I have done my share of fighting against my current seasons because they don’t fit my idealized one. Not only do I wear myself out in frustration, I miss out on the joys of young children because I’m trying to make them grow up faster, or I fail to learn the sanctifying lessons God is trying to teach me—and the wisdom that comes with them.
As we learn to make the most of every season, we can bring that attitude into our actual planning process. I do this every year. Sometimes there are small changes. But sometimes, like it will for me this coming year, there will be big ones. As we anticipate the graduation of our youngest from high school (and therefore an end to over two decades of homeschooling!), I know things will be different.
Where are you at today and what blessings are hidden among the challenges? How might these open up new possibilities to live intentionally in this season?
Use Planning to Make Yourself Available
By God’s grace, not every season of our lives are busy. He gives us quieter seasons, not just for our relief, but also for our preparation. During these times planning becomes a tool for availability—not busyness. I write about this in my post Mend the Roof Before It Rains: How Good Times Can Prepare Us for Hard Times.

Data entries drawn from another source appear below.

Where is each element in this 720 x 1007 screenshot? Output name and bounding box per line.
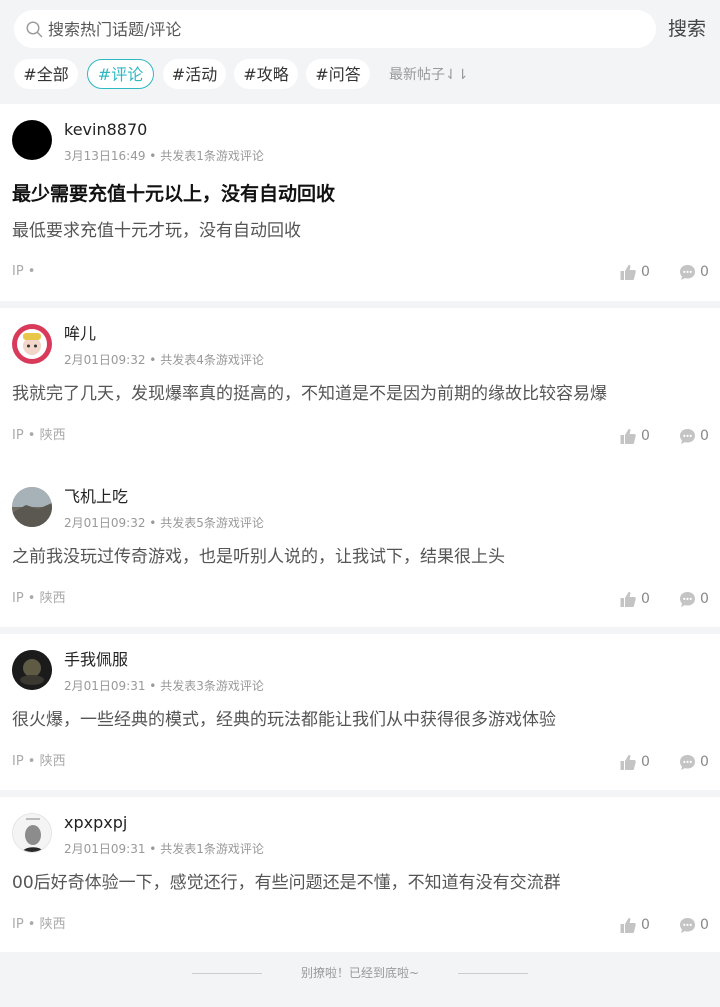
thumbs-up-icon xyxy=(620,917,636,933)
like-count: 0 xyxy=(641,264,650,280)
sort-latest-posts[interactable]: 最新帖子⇃⇂ xyxy=(389,66,468,84)
search-icon xyxy=(26,21,43,38)
like-count: 0 xyxy=(641,591,650,607)
like-count: 0 xyxy=(641,428,650,444)
avatar[interactable] xyxy=(12,120,52,160)
username[interactable]: 哞儿 xyxy=(64,324,96,344)
search-input[interactable] xyxy=(48,10,648,48)
comment-count: 0 xyxy=(700,591,709,607)
thumbs-up-icon xyxy=(620,428,636,444)
ip-location: IP • 陕西 xyxy=(12,754,66,769)
like-count: 0 xyxy=(641,754,650,770)
tag-events[interactable]: #活动 xyxy=(163,59,226,89)
username[interactable]: kevin8870 xyxy=(64,120,147,140)
post-card[interactable]: 手我佩服 2月01日09:31 • 共发表3条游戏评论 很火爆，一些经典的模式，… xyxy=(0,634,720,790)
divider xyxy=(458,973,528,974)
comment-count: 0 xyxy=(700,754,709,770)
comment-icon xyxy=(680,265,695,280)
list-end-footer: 别撩啦！已经到底啦~ xyxy=(0,952,720,1007)
ip-location: IP • xyxy=(12,264,36,279)
search-button[interactable]: 搜索 xyxy=(668,17,706,41)
avatar[interactable] xyxy=(12,324,52,364)
thumbs-up-icon xyxy=(620,591,636,607)
search-box[interactable] xyxy=(14,10,656,48)
avatar[interactable] xyxy=(12,813,52,853)
post-meta: 2月01日09:32 • 共发表4条游戏评论 xyxy=(64,353,264,367)
thumbs-up-icon xyxy=(620,754,636,770)
comment-icon xyxy=(680,429,695,444)
username[interactable]: 手我佩服 xyxy=(64,650,128,670)
like-count: 0 xyxy=(641,917,650,933)
avatar[interactable] xyxy=(12,487,52,527)
comment-count: 0 xyxy=(700,428,709,444)
comment-count: 0 xyxy=(700,917,709,933)
post-content[interactable]: 之前我没玩过传奇游戏，也是听别人说的，让我试下，结果很上头 xyxy=(12,545,505,569)
tag-qa[interactable]: #问答 xyxy=(306,59,370,89)
ip-location: IP • 陕西 xyxy=(12,428,66,443)
username[interactable]: xpxpxpj xyxy=(64,813,127,833)
post-meta: 2月01日09:32 • 共发表5条游戏评论 xyxy=(64,516,264,530)
tag-guides[interactable]: #攻略 xyxy=(234,59,298,89)
post-content[interactable]: 很火爆，一些经典的模式，经典的玩法都能让我们从中获得很多游戏体验 xyxy=(12,708,556,732)
thumbs-up-icon xyxy=(620,264,636,280)
username[interactable]: 飞机上吃 xyxy=(64,487,128,507)
tag-comments[interactable]: #评论 xyxy=(87,59,154,89)
end-of-list-text: 别撩啦！已经到底啦~ xyxy=(300,966,420,980)
comment-icon xyxy=(680,592,695,607)
top-bar: 搜索 #全部 #评论 #活动 #攻略 #问答 最新帖子⇃⇂ xyxy=(0,0,720,104)
comment-count: 0 xyxy=(700,264,709,280)
post-meta: 3月13日16:49 • 共发表1条游戏评论 xyxy=(64,149,264,163)
post-meta: 2月01日09:31 • 共发表1条游戏评论 xyxy=(64,842,264,856)
comment-icon xyxy=(680,918,695,933)
avatar[interactable] xyxy=(12,650,52,690)
post-card[interactable]: kevin8870 3月13日16:49 • 共发表1条游戏评论 最少需要充值十… xyxy=(0,104,720,301)
post-title[interactable]: 最少需要充值十元以上，没有自动回收 xyxy=(12,181,335,207)
tag-all[interactable]: #全部 xyxy=(14,59,78,89)
post-content[interactable]: 00后好奇体验一下，感觉还行，有些问题还是不懂，不知道有没有交流群 xyxy=(12,871,561,895)
post-content[interactable]: 我就完了几天，发现爆率真的挺高的，不知道是不是因为前期的缘故比较容易爆 xyxy=(12,382,607,406)
post-content[interactable]: 最低要求充值十元才玩，没有自动回收 xyxy=(12,219,301,243)
post-card[interactable]: xpxpxpj 2月01日09:31 • 共发表1条游戏评论 00后好奇体验一下… xyxy=(0,797,720,952)
comment-icon xyxy=(680,755,695,770)
post-meta: 2月01日09:31 • 共发表3条游戏评论 xyxy=(64,679,264,693)
post-card[interactable]: 飞机上吃 2月01日09:32 • 共发表5条游戏评论 之前我没玩过传奇游戏，也… xyxy=(0,471,720,627)
ip-location: IP • 陕西 xyxy=(12,591,66,606)
ip-location: IP • 陕西 xyxy=(12,917,66,932)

Like I shared earlier, I know transitions are ahead for me. I know I will be tempted to fill my newfound “free time” with all kinds of other things if I’m not careful.

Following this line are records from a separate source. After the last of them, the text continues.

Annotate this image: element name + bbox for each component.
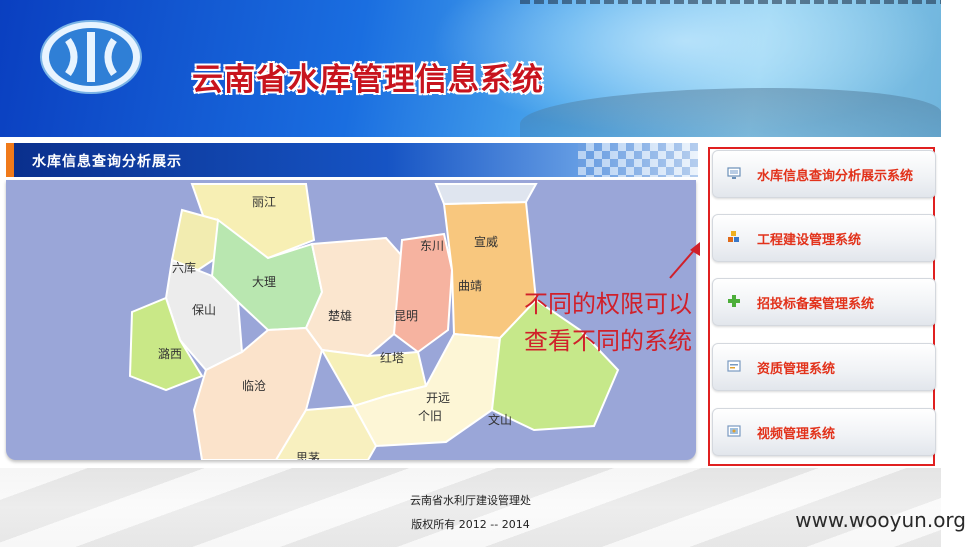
map-label-kaiyuan: 开远 bbox=[426, 391, 450, 405]
panel-title: 水库信息查询分析展示 bbox=[32, 154, 182, 170]
annotation-line-1: 不同的权限可以 bbox=[524, 290, 692, 318]
permission-annotation: 不同的权限可以 查看不同的系统 bbox=[524, 286, 734, 360]
map-label-liuku: 六库 bbox=[172, 260, 196, 275]
app-title: 云南省水库管理信息系统 bbox=[192, 62, 544, 98]
map-label-luxi: 潞西 bbox=[158, 346, 182, 361]
map-label-lijiang: 丽江 bbox=[252, 195, 276, 209]
header-banner: 云南省水库管理信息系统 bbox=[0, 0, 941, 137]
banner-top-strip bbox=[520, 0, 941, 4]
menu-item-bidding-filing[interactable]: 招投标备案管理系统 bbox=[712, 278, 936, 326]
menu-label-bidding-filing: 招投标备案管理系统 bbox=[757, 297, 875, 312]
map-label-kunming: 昆明 bbox=[394, 309, 418, 323]
title-accent bbox=[6, 143, 14, 177]
map-label-qujing: 曲靖 bbox=[458, 279, 482, 293]
title-bar-pattern bbox=[578, 143, 698, 177]
blocks-icon bbox=[728, 231, 739, 242]
water-logo-icon bbox=[40, 20, 142, 94]
annotation-line-2: 查看不同的系统 bbox=[524, 327, 692, 355]
map-region-zhaotong[interactable] bbox=[434, 183, 538, 206]
map-label-lincang: 临沧 bbox=[242, 378, 266, 393]
menu-label-video: 视频管理系统 bbox=[757, 427, 836, 442]
video-icon bbox=[727, 425, 741, 437]
map-label-hongta: 红塔 bbox=[380, 350, 404, 365]
menu-label-qualification: 资质管理系统 bbox=[757, 362, 836, 377]
menu-label-project-construction: 工程建设管理系统 bbox=[757, 233, 862, 248]
map-label-wenshan: 文山 bbox=[488, 412, 512, 427]
menu-item-video[interactable]: 视频管理系统 bbox=[712, 408, 936, 456]
map-label-simao: 思茅 bbox=[296, 451, 320, 460]
certificate-icon bbox=[727, 360, 741, 372]
plus-icon bbox=[728, 295, 740, 307]
map-label-xuanwei: 宣威 bbox=[474, 234, 498, 249]
map-label-baoshan: 保山 bbox=[192, 303, 216, 317]
annotation-arrow-icon bbox=[669, 242, 700, 279]
panel-title-bar: 水库信息查询分析展示 bbox=[6, 143, 698, 177]
menu-item-reservoir-query[interactable]: 水库信息查询分析展示系统 bbox=[712, 150, 936, 198]
watermark: www.wooyun.org bbox=[795, 508, 966, 532]
footer-org: 云南省水利厅建设管理处 bbox=[410, 494, 531, 507]
monitor-icon bbox=[727, 167, 741, 179]
map-label-gejiu: 个旧 bbox=[418, 409, 442, 423]
map-label-dongchuan: 东川 bbox=[420, 239, 444, 253]
menu-item-project-construction[interactable]: 工程建设管理系统 bbox=[712, 214, 936, 262]
map-label-dali: 大理 bbox=[252, 275, 276, 289]
map-label-chuxiong: 楚雄 bbox=[328, 308, 352, 323]
menu-item-qualification[interactable]: 资质管理系统 bbox=[712, 343, 936, 391]
menu-label-reservoir-query: 水库信息查询分析展示系统 bbox=[757, 169, 914, 184]
map-region-chuxiong[interactable] bbox=[304, 236, 404, 358]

Abiding in Christ helps me to sharpen my discernment. I need Him to help me see where He has been taking me instead of jumping at every new opportunity that comes my way. Praying over my plans with the Lord help me consider where I’m at physically, what He has been doing in my own life, and then how I might use those things to be available for others.
If you’re also in a season of peace or transition, take time to pull back with the Lord and ask: Where should I engage or pull back so that I am available for what the Lord wants me to do in this season of life?
All of these point to the same truth — planning is not about doing more but about being ready for what matters most.
What’s Best Next?
I have often debated about sharing some of these things, lest they be interpreted as productivity practices. They are not.
As people who desire to connect the dots, we must bring our faith all the way down to the level of our days and our time. The planning is important, not in order to secure what we want, but to make space in our lives for the things that we say we want: loving God, serving others, and living as a witness for Him.
So I encourage you: take some time to audit your calendar. Identify the areas you might intentionally reclaim for relational ministry. Commit them to the Lord, that you might have more space to pour into others in service this week.